Confirmatory Testing With Mass Spectrometry
When a hospital needs to verify a positive screen, the gold standard is gas chromatography-mass spectrometry (GC-MS) or its newer cousin, liquid chromatography-mass spectrometry (LC-MS). These instruments physically separate and identify individual molecules in the sample, eliminating the cross-reactivity problem that plagues immunoassays.
Confirmatory testing can pinpoint exactly which drug is present and at what concentration. It’s far more accurate but also more expensive and time-consuming, so hospitals reserve it for cases where precision matters. In emergency medicine, doctors often act on the immunoassay result combined with your symptoms and history rather than waiting for confirmation.
Clinical Testing vs. Forensic or Employment Testing
Hospital drug tests serve a fundamentally different purpose than the tests used for employment screening, court proceedings, or law enforcement. In a clinical setting, the customer is your doctor, and the goal is making timely treatment decisions. There’s no formal chain of custody for the sample, and if the result is unclear, the hospital can simply collect another specimen and retest.

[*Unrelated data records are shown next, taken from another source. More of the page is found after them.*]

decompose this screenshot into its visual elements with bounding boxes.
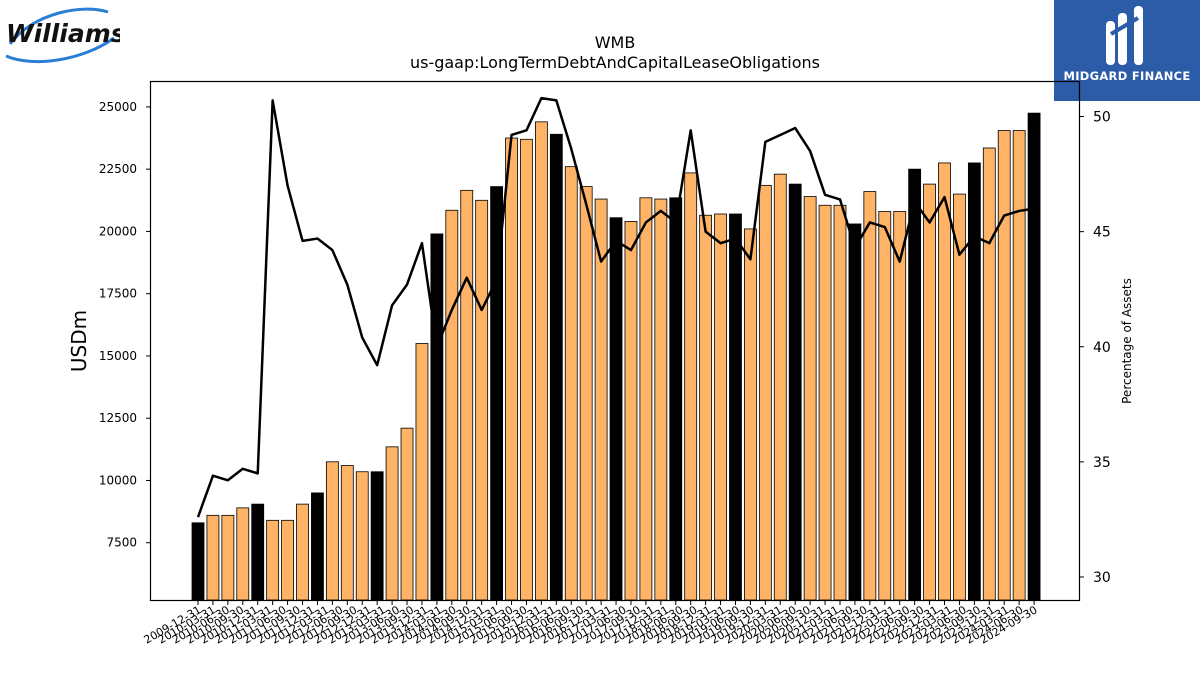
bar-2012-09-30 xyxy=(355,471,369,601)
bar-2012-12-31 xyxy=(370,471,384,601)
bar-2018-03-31 xyxy=(684,172,698,601)
midgard-finance-wordmark: MIDGARD FINANCE xyxy=(1063,69,1191,83)
williams-logo: Williams xyxy=(5,7,120,63)
bar-2023-03-31 xyxy=(982,147,996,601)
bar-2015-09-30 xyxy=(534,121,548,601)
bar-2021-03-31 xyxy=(863,191,877,601)
bar-2018-12-31 xyxy=(729,213,742,601)
bar-2018-06-30 xyxy=(699,214,713,601)
bar-2013-06-30 xyxy=(400,427,414,601)
logo-swoosh-lower xyxy=(5,36,115,63)
x-axis: 2009-12-312010-03-312010-06-302010-09-30… xyxy=(142,600,1040,647)
bar-2011-06-30 xyxy=(281,519,294,601)
bar-2012-06-30 xyxy=(340,465,354,601)
bar-2019-09-30 xyxy=(773,173,787,601)
plot-frame xyxy=(149,80,1081,602)
bar-2022-03-31 xyxy=(923,183,936,601)
bar-2021-12-31 xyxy=(908,168,922,601)
bar-2011-12-31 xyxy=(311,492,324,601)
bar-2020-09-30 xyxy=(833,204,847,601)
bar-2019-03-31 xyxy=(744,228,757,601)
y-axis: 7500 10000 12500 15000 17500 20000 22500 25000 xyxy=(99,100,151,550)
bar-2015-12-31 xyxy=(549,133,563,601)
y-tick-label: 7500 xyxy=(106,536,137,550)
bar-2016-06-30 xyxy=(579,186,593,601)
y-tick-label: 10000 xyxy=(99,473,137,487)
y-tick-label: 12500 xyxy=(99,411,137,425)
bar-2020-03-31 xyxy=(803,196,817,601)
bar-2020-12-31 xyxy=(848,223,862,601)
bar-2014-06-30 xyxy=(460,189,474,601)
logo-wordmark: Williams xyxy=(6,19,120,48)
bar-2021-06-30 xyxy=(878,211,892,601)
bar-2011-03-31 xyxy=(266,519,280,601)
bar-2010-03-31 xyxy=(206,514,220,601)
y-tick-label: 20000 xyxy=(99,224,137,238)
bar-2012-03-31 xyxy=(325,461,339,601)
midgard-mark-icon xyxy=(1106,6,1143,65)
bar-2013-12-31 xyxy=(430,233,444,601)
percent-of-assets-line xyxy=(196,96,1035,518)
bar-2010-06-30 xyxy=(221,514,235,601)
logo-swoosh xyxy=(8,7,109,45)
y2-tick-label: 50 xyxy=(1093,110,1111,126)
bar-2020-06-30 xyxy=(818,204,832,601)
bar-2010-12-31 xyxy=(251,503,265,601)
line-layer xyxy=(196,96,1035,518)
y-tick-label: 15000 xyxy=(99,349,137,363)
y2-tick-label: 40 xyxy=(1093,340,1111,356)
bar-2010-09-30 xyxy=(236,507,250,601)
bars-layer xyxy=(191,112,1041,601)
midgard-finance-logo: MIDGARD FINANCE xyxy=(1054,0,1200,101)
y2-axis-label: Percentage of Assets xyxy=(1120,278,1134,404)
bar-2016-03-31 xyxy=(564,166,578,601)
bar-2019-06-30 xyxy=(758,184,772,601)
bar-2013-09-30 xyxy=(415,343,429,601)
chart-title: WMB xyxy=(595,33,636,52)
y2-axis: 30 35 40 45 50 xyxy=(1079,110,1111,586)
bar-2022-06-30 xyxy=(938,162,951,601)
bar-2009-12-31 xyxy=(191,522,205,601)
bar-2014-09-30 xyxy=(475,199,489,601)
y2-tick-label: 45 xyxy=(1093,225,1111,241)
bar-2021-09-30 xyxy=(893,211,907,601)
y-tick-label: 17500 xyxy=(99,287,137,301)
bar-2015-03-31 xyxy=(505,137,518,601)
y2-tick-label: 35 xyxy=(1093,455,1111,471)
bar-2015-06-30 xyxy=(520,138,533,601)
bar-2018-09-30 xyxy=(714,213,727,601)
y-axis-label: USDm xyxy=(67,310,91,372)
bar-2013-03-31 xyxy=(385,446,399,601)
bar-2023-06-30 xyxy=(997,130,1011,601)
bar-2022-12-31 xyxy=(967,162,981,601)
chart-subtitle: us-gaap:LongTermDebtAndCapitalLeaseOblig… xyxy=(410,53,820,72)
bar-2016-12-31 xyxy=(609,217,623,601)
bar-2017-06-30 xyxy=(639,197,653,601)
y-tick-label: 25000 xyxy=(99,100,137,114)
bar-2019-12-31 xyxy=(788,183,802,601)
bar-2017-12-31 xyxy=(669,197,683,601)
y2-tick-label: 30 xyxy=(1093,570,1111,586)
bar-2017-09-30 xyxy=(654,198,668,601)
bar-2023-09-30 xyxy=(1012,130,1026,601)
y-tick-label: 22500 xyxy=(99,162,137,176)
bar-2017-03-31 xyxy=(624,221,638,601)
bar-2011-09-30 xyxy=(296,503,309,601)
bar-2014-03-31 xyxy=(445,209,459,601)
bar-2023-12-31 xyxy=(1027,112,1041,601)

Forensic and workplace testing operates under strict protocols. Samples follow a documented chain of custody from collection to analysis. Results must be defensible in legal proceedings, and the scientist who performed the analysis may be called to testify. Federal workplace testing follows mandatory guidelines set by the Department of Health and Human Services, which dictate exactly which drugs to test for and what cutoff levels to use. Hospital clinical tests aren’t bound by those same rules, giving physicians flexibility to order whatever panel best fits the patient’s situation.

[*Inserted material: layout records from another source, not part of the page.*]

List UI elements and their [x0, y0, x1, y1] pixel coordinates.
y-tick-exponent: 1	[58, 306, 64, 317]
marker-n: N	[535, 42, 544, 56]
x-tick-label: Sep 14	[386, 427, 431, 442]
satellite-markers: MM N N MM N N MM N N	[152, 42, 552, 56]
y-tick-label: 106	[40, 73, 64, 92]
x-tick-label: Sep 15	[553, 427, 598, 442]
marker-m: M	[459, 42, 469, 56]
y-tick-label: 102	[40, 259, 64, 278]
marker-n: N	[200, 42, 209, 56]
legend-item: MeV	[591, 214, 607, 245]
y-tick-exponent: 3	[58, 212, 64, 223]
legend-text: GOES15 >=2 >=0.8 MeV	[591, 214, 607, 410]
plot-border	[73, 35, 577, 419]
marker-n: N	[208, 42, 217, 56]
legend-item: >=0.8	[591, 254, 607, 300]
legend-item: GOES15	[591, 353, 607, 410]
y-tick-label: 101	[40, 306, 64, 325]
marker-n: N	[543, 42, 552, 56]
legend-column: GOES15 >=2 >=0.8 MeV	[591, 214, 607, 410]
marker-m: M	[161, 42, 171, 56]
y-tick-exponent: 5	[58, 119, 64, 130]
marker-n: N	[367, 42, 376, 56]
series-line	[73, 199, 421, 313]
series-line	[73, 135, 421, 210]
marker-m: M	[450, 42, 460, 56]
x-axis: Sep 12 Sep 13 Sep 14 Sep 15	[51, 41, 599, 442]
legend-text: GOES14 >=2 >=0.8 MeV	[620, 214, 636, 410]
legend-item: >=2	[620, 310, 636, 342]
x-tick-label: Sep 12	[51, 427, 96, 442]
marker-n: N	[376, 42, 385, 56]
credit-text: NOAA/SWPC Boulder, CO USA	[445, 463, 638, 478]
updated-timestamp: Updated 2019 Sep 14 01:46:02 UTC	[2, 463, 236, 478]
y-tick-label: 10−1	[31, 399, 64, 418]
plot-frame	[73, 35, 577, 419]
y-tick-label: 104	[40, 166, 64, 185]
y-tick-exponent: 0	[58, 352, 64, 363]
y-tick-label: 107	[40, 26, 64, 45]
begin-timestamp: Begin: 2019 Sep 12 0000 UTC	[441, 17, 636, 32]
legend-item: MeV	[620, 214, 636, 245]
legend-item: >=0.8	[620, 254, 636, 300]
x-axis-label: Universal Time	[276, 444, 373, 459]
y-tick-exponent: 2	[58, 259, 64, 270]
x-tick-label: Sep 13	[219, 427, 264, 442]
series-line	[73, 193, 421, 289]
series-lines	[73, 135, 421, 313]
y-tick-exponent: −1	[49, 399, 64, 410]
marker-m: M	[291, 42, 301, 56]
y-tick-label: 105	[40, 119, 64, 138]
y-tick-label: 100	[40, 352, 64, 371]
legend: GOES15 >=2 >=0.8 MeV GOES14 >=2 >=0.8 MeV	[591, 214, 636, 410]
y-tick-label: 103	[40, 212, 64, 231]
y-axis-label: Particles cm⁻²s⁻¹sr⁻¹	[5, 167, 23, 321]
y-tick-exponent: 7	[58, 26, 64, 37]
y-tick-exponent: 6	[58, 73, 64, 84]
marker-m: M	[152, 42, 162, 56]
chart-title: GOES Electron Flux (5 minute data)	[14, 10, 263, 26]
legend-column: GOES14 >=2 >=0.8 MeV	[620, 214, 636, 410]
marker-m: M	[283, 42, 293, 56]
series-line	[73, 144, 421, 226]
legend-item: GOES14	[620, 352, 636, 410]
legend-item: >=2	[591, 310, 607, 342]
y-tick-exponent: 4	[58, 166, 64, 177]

How Hospitals Test Newborns
When there’s concern about prenatal drug exposure, hospitals can test newborns using several sample types: urine, blood, meconium (the baby’s first stool), hair, or umbilical cord tissue. Each has different strengths.
Urine and blood provide the fastest results and are screened with the same immunoassay technology used in adults. Urine is generally preferred because it can be collected noninvasively with a bag specimen. However, these samples only reflect very recent exposure.
Meconium begins forming during the second trimester, so a positive meconium test typically reflects drug exposure over the last month or more of pregnancy. This makes it more useful for identifying a pattern of use rather than a single instance. It’s also considered more reliable than urine because collection is more straightforward. If meconium isn’t available, umbilical cord tissue offers a similar window, though the exact lookback period is less well established. Hair testing can extend the detection window into the third trimester, but many newborns don’t have enough hair growth for an adequate sample. As with adult testing, any positive screen should be confirmed with mass spectrometry before clinical or legal conclusions are drawn.